Ebbers. The onetime basketball coach and motel operator had cobbled
together one of the biggest phone concerns in the U.S., using a
high-powered stock and ability to extract cost savings from a string of
more than 60 acquisitions.

Nearly two years ago to the day, Mr. Ebbers, 58 years old, launched his
bold bid for MCI Communications, wresting control from British
Telecommunications PLC and ultimately winning what was at the time the
biggest-ever merger battle. Now, Mr. Ebbers appeared close to snagging
a prized possession from a company that traces its roots to the dawn of the
industrial age. "It would be the largest of any telephone company in the
world," Eric Strumingher, an analyst with PaineWebber Inc., said. "It's the
most attractive set of assets that any carrier has."

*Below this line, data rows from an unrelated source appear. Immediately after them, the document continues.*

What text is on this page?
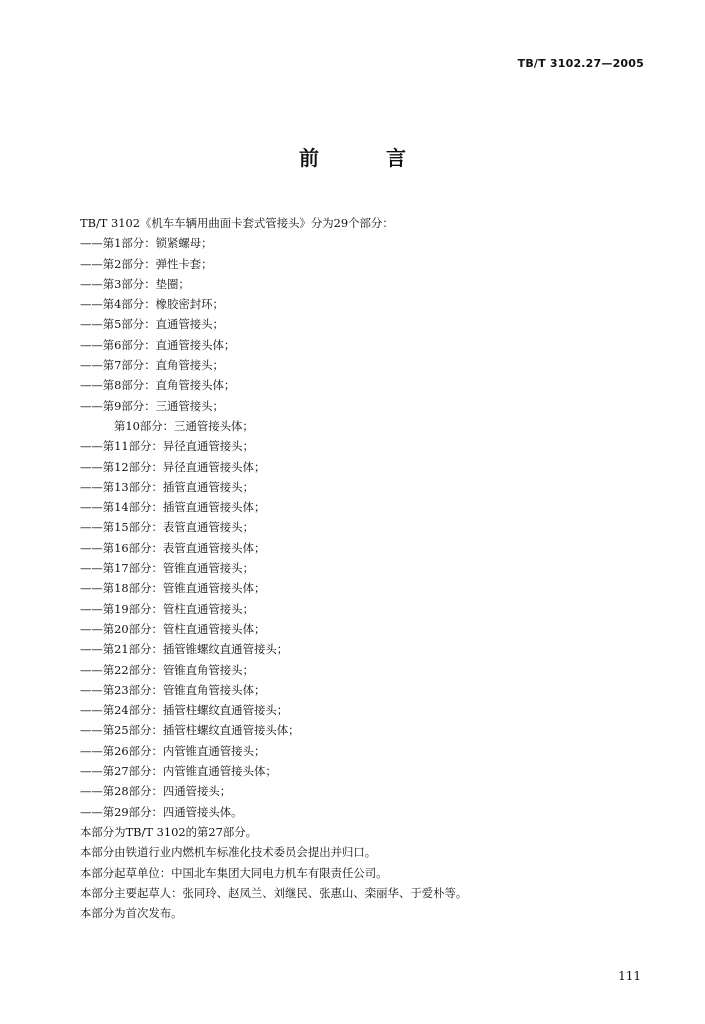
TB/T 3102.27—2005
前 言
TB/T 3102《机车车辆用曲面卡套式管接头》分为29个部分：
——第1部分：锁紧螺母；
——第2部分：弹性卡套；
——第3部分：垫圈；
——第4部分：橡胶密封环；
——第5部分：直通管接头；
——第6部分：直通管接头体；
——第7部分：直角管接头；
——第8部分：直角管接头体；
——第9部分：三通管接头；
第10部分：三通管接头体；
——第11部分：异径直通管接头；
——第12部分：异径直通管接头体；
——第13部分：插管直通管接头；
——第14部分：插管直通管接头体；
——第15部分：表管直通管接头；
——第16部分：表管直通管接头体；
——第17部分：管锥直通管接头；
——第18部分：管锥直通管接头体；
——第19部分：管柱直通管接头；
——第20部分：管柱直通管接头体；
——第21部分：插管锥螺纹直通管接头；
——第22部分：管锥直角管接头；
——第23部分：管锥直角管接头体；
——第24部分：插管柱螺纹直通管接头；
——第25部分：插管柱螺纹直通管接头体；
——第26部分：内管锥直通管接头；
——第27部分：内管锥直通管接头体；
——第28部分：四通管接头；
——第29部分：四通管接头体。
本部分为TB/T 3102的第27部分。
本部分由铁道行业内燃机车标准化技术委员会提出并归口。
本部分起草单位：中国北车集团大同电力机车有限责任公司。
本部分主要起草人：张同玲、赵凤兰、刘继民、张惠山、栾丽华、于爱朴等。
本部分为首次发布。
111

During the MCI battle in the fall of 1997, the then-little-known WorldCom
snatched the asset before the rival bidder had time to make a full
counteroffer. This time around, MCI WorldCom used the same team of
advisers of Salomon Smith Barney Inc., a unit of Citigroup Inc., and
Cravath, Swaine & Moore. Sprint was advised by Warburg Dillon Read
LLC, the investment bank where Mr. Esrey once worked, and lawyers
King & Spalding. Warburg Dillon Read is a unit of UBS AG.

After news broke that MCI WorldCom was in talks to acquire Sprint,
BellSouth kicked into high gear. Ultimately, it put together a $72-a-share
offer in cash and stock for the main Sprint business. Monday, it boosted
the value of the offer for the PCS business to $11 in cash per PCS share
from $7.25 a share in its initial offer, according to people familiar with the
matter.

In addition, BellSouth asked Sprint to waive the standstill agreement that
prevents Sprint shareholders France Telecom SA and Deutsche Telekom
AG from speaking with would-be bidders. But that was rejected, leaving
BellSouth unable to fully discuss how it could work with France Telecom
and Deutsche Telekom, which each own 10% of Sprint.

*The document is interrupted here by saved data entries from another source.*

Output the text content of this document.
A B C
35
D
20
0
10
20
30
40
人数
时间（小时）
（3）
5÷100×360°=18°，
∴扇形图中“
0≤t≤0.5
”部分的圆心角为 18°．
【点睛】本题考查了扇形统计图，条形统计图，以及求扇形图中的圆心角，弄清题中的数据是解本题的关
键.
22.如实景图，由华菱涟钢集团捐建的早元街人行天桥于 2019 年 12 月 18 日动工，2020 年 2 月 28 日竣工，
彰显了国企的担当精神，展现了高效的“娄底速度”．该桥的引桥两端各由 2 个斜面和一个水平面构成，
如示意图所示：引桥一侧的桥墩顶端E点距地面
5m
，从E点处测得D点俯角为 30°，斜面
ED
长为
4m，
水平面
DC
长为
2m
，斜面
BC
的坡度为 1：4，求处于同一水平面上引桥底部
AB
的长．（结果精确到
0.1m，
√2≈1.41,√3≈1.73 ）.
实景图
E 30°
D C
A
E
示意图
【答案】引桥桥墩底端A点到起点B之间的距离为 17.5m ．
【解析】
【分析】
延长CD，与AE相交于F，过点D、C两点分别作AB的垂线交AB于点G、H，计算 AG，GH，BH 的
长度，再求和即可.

The pursuit of Sprint reflects a series of deals transforming the
telecommunications industry. Last month, Bell Atlantic Corp. agreed to
merge its wireless assets with rival Vodafone AirTouch PLC in a bid to
create a national wireless carrier. This summer, Qwest Communications
International Inc., an upstart long-distance company, won a bidding war to
acquire U S West Inc., the smallest of the Baby Bells. Simultaneously,
AT&T Corp., the nation's largest long-distance company, made a much
different bet by grabbing two of the nation's cable companies in hopes of
selling their customers local phone service.

Today the phone industry -- once the biggest monopoly in U.S. history --
is evolving into an oligopoly consisting of three or four huge carriers. They
intend to offer a panoply of long-distance, local, Internet and wireless
services to consumers and businesses.

Even before MCI WorldCom sweetened its offer, Sprint clearly positioned
the MCI WorldCom deal as better in the long run than the BellSouth offer.

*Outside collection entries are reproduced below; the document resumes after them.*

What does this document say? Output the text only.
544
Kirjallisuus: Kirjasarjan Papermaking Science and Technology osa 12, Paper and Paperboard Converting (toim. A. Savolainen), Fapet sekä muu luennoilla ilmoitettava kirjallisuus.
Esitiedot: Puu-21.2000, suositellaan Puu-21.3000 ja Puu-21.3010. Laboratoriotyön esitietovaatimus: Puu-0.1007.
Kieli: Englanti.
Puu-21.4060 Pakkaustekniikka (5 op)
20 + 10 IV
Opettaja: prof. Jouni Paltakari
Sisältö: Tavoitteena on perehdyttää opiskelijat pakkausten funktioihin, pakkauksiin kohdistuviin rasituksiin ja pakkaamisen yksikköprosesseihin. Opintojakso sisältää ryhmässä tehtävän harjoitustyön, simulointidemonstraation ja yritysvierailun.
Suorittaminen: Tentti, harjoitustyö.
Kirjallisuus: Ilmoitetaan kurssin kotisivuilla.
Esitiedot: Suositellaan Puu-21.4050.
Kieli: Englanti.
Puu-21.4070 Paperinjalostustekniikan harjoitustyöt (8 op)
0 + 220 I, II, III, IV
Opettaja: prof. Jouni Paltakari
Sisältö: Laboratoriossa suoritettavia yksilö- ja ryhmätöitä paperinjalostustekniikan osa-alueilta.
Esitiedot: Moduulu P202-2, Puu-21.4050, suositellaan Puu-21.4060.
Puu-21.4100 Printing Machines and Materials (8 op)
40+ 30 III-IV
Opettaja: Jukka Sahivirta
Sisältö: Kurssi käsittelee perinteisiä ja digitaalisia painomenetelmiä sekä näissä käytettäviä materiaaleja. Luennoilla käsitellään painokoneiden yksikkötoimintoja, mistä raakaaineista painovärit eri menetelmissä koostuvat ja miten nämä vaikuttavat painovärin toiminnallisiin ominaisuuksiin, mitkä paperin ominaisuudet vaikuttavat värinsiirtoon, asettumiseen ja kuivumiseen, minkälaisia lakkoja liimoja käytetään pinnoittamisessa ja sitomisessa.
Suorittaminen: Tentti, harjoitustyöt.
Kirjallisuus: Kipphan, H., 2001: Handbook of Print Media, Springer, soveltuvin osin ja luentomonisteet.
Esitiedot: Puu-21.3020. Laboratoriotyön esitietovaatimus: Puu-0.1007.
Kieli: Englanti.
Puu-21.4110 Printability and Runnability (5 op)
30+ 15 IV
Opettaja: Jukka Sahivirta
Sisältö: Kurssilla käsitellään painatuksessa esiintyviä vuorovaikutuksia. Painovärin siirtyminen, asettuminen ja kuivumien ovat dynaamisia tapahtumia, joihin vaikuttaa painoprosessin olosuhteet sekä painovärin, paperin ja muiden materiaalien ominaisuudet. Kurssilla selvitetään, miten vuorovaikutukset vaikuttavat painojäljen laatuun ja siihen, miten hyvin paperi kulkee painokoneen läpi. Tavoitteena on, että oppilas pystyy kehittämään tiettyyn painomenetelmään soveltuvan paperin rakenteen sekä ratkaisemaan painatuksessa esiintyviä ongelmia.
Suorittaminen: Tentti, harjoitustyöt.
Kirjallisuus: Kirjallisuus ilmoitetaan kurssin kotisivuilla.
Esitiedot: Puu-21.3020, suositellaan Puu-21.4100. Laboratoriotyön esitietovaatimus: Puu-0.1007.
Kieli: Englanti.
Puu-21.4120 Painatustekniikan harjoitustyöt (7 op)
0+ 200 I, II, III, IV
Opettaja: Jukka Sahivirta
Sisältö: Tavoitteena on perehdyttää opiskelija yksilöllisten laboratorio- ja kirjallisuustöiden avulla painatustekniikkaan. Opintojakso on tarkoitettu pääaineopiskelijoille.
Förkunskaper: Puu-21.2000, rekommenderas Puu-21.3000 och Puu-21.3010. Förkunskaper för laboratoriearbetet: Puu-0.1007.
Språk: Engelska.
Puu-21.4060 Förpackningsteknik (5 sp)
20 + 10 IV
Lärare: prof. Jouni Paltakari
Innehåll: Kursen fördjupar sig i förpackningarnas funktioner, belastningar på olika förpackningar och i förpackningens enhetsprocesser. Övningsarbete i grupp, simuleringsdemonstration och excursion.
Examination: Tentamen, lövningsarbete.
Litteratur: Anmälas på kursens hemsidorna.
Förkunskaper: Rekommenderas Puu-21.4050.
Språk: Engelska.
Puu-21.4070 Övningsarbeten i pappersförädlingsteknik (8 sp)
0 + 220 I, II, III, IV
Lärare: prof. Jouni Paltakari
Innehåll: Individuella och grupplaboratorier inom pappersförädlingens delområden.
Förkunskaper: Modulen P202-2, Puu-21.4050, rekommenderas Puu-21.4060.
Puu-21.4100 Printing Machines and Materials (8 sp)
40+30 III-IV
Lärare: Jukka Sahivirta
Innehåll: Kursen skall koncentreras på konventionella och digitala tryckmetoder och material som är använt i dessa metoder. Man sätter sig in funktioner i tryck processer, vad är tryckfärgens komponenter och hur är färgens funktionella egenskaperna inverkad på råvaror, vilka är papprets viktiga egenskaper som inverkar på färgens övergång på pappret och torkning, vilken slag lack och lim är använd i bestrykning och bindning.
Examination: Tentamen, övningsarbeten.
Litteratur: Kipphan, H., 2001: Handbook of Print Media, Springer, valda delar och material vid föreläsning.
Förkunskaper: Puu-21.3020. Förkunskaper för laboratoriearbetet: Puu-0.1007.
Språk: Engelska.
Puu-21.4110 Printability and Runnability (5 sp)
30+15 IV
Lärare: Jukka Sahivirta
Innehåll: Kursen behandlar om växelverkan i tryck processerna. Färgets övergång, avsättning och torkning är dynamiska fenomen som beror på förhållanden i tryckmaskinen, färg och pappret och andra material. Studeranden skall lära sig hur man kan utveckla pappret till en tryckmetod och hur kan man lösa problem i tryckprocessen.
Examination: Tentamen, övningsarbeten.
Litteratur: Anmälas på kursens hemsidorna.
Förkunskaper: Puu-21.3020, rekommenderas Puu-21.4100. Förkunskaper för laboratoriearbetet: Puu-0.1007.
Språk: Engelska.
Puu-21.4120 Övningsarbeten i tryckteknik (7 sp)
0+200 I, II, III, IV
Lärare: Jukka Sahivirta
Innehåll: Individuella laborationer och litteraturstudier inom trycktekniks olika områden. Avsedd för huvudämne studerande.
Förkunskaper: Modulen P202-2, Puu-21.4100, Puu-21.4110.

A 68-page presentation drafted by Sprint's bankers at Warburg Dillon
Read for Sprint's board predicted annual pretax synergies of $2.038 billion
in 2001, $2.547 billion in 2002, more than $3 billion in 2003 and $3.6
billion in 2004. By comparison, the presentation for the BellSouth bid,
which ran 20 pages, said the annual pretax cost savings were $1 billion in
2001 and $1.6 billion in the following three years.

Analysts agreed that BellSouth could come away hurt from its failed
last-minute bid. Some said that BellSouth should have used its
considerable resources to come out with a bid that soundly trumped MCI
WorldCom's.

--John R. Wilke and Kathy Chen contributed to this article.